Second District, Division 5 Also Finds Discovery Referee, Mediation, and Computerized Document Control/Exhibit Costs Can Be Discretionarily Awarded.
In Henderson v. County of Los Angeles, Case No. B209871 (2d Dist., Div. 5 Apr. 29, 2009) (unpublished), defendant sheriff prevailed after the trial court directed a verdict on certain claims in a civil rights excessive force case. Certain costs were awarded to the prevailing sheriff. Plaintiff appealed, with the Second District penning an interesting decision on some narrow routine costs issues—affirming in the process.

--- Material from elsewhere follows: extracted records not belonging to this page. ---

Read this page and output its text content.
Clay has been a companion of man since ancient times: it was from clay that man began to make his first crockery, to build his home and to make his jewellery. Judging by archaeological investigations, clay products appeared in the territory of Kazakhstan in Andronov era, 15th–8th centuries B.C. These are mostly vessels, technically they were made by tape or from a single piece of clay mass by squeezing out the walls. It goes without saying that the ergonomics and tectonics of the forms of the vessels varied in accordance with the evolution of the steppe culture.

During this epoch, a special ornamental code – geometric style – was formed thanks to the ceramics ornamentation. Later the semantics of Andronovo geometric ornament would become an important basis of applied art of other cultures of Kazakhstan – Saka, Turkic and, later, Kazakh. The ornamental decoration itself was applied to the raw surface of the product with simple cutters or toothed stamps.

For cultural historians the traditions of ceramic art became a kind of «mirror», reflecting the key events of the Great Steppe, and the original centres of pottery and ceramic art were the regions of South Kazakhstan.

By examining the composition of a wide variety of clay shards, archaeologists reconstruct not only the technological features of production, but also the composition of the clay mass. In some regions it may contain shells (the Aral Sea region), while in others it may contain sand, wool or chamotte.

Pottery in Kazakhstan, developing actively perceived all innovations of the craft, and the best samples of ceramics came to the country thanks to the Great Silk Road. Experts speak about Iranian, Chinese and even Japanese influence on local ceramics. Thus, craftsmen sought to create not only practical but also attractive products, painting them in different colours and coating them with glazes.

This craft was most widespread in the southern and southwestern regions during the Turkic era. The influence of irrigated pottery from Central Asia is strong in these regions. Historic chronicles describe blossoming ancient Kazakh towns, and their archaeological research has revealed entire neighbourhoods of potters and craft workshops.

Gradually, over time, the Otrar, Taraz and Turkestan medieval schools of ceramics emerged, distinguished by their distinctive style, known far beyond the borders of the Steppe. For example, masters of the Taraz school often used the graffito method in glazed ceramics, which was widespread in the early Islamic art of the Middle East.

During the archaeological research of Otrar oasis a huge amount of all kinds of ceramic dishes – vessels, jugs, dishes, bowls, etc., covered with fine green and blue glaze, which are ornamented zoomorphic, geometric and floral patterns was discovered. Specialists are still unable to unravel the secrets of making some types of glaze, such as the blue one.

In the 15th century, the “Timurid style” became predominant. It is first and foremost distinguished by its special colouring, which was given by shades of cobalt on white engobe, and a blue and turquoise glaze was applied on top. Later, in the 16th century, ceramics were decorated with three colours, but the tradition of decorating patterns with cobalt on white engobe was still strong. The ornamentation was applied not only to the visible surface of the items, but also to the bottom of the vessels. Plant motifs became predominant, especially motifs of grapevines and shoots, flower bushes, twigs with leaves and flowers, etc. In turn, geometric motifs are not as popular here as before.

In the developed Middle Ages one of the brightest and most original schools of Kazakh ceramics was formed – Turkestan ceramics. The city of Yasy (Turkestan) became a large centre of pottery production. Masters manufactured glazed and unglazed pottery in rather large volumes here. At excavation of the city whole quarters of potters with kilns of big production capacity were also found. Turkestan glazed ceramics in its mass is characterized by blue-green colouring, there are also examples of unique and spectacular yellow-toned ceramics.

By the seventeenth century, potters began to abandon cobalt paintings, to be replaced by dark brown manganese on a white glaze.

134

Defendant sheriff was a prevailing party because plaintiff did not obtain any relief against him. (Code Civ. Proc., sec. 1032(a)(4).) However, plaintiff argued that defendant did not prevail under (a)(4) based on the “unity of interest” doctrine: sheriff’s interests were unified with the other deputies in that they were represented by the same attorney, filed a joint answer, conducted joint discovery, and joined in the same motions (given that the court directed verdicts on some claims and the jury deadlocked on a verdict on other claims as to the other defendants). Plaintiff argued, therefore, that costs had to be apportioned. Not so, said the Court of Appeal. The “unity of interest” doctrine only confers discretion upon the trial court to allow or disallow a routine costs award to a prevailing defendant under this doctrine, with nothing requiring the lower court to apportion costs. (See, e.g., Wakefield v. Bohlin, 145 Cal.App.4th 963, 976-977 (2006); Textron Financial Corp. v. National Union Fire Ins. Co., 118 Cal.App.4th 1061, 1075 (2004); Slavin v. Fink, 25 Cal.App.4th 722, 726 n. 2 (1994); Webber v. Inland Empire Investments, 74 Cal.App.4th 884, 920 (1999); Smith v. Circle P. Ranch Co., 87 Cal.App.3d 267, 271-272 (1978).) Because the trial court could conclude that defendant sheriff had individual interests apart from the other defendants, there was no abuse of discretion in failing to apportion costs.
Plaintiff also challenged the trial court awarding costs for these items: a discovery referee; mediation; computerized document control during trial; storing exhibits; and an on-site technician and equipment utilized in presenting exhibits to the jury. Even though not listed in enumerated costs, the trial court does have discretion under Code of Civil Procedure section 1033.5(c)(4) to award these items as costs although not specifically mentioned in other subsections. The lower court in Henderson did not err in awarding such items as discretionary costs. The appellate panel even went on to list several cases that authorized discretionary awards of these or analogous items:
- Referee fees – Winston Square Homeowner’s Assn. v. Centex West, 213 Cal.App.3d 282, 293 (1989); Trend Homes, Inc. v. Superior Court, 131 Cal.App.4th 950, 961-962 (2005); DeBlase v. Superior Court, 41 Cal.App.4th 1279, 1285 (1996); Most Worshipful Sons of Light Grand Lodge v. Sons of Light Lodge No. 9, 140 Cal.App.2d 833, 834-835 (1956);
- Mediation fees – Gibson v. Bobroff, 49 Cal.App.4th 1202, 1209, 1209 n. 7 (1996);
- Models/blowups as well as labor to support the displays to the jury (analogized to the computerized document/exhibit expenses)—El Dorado Meat Co. v. Yosemite Meat and Locker Service, Inc., 150 Cal.App.4th 612, 616-620 (2007); contra, Science Applications Internat. Corp. v. Superior Court, 39 Cal.App.4th 1095, 1102-1106 (1995) [not followed by El Dorado Meat Co.].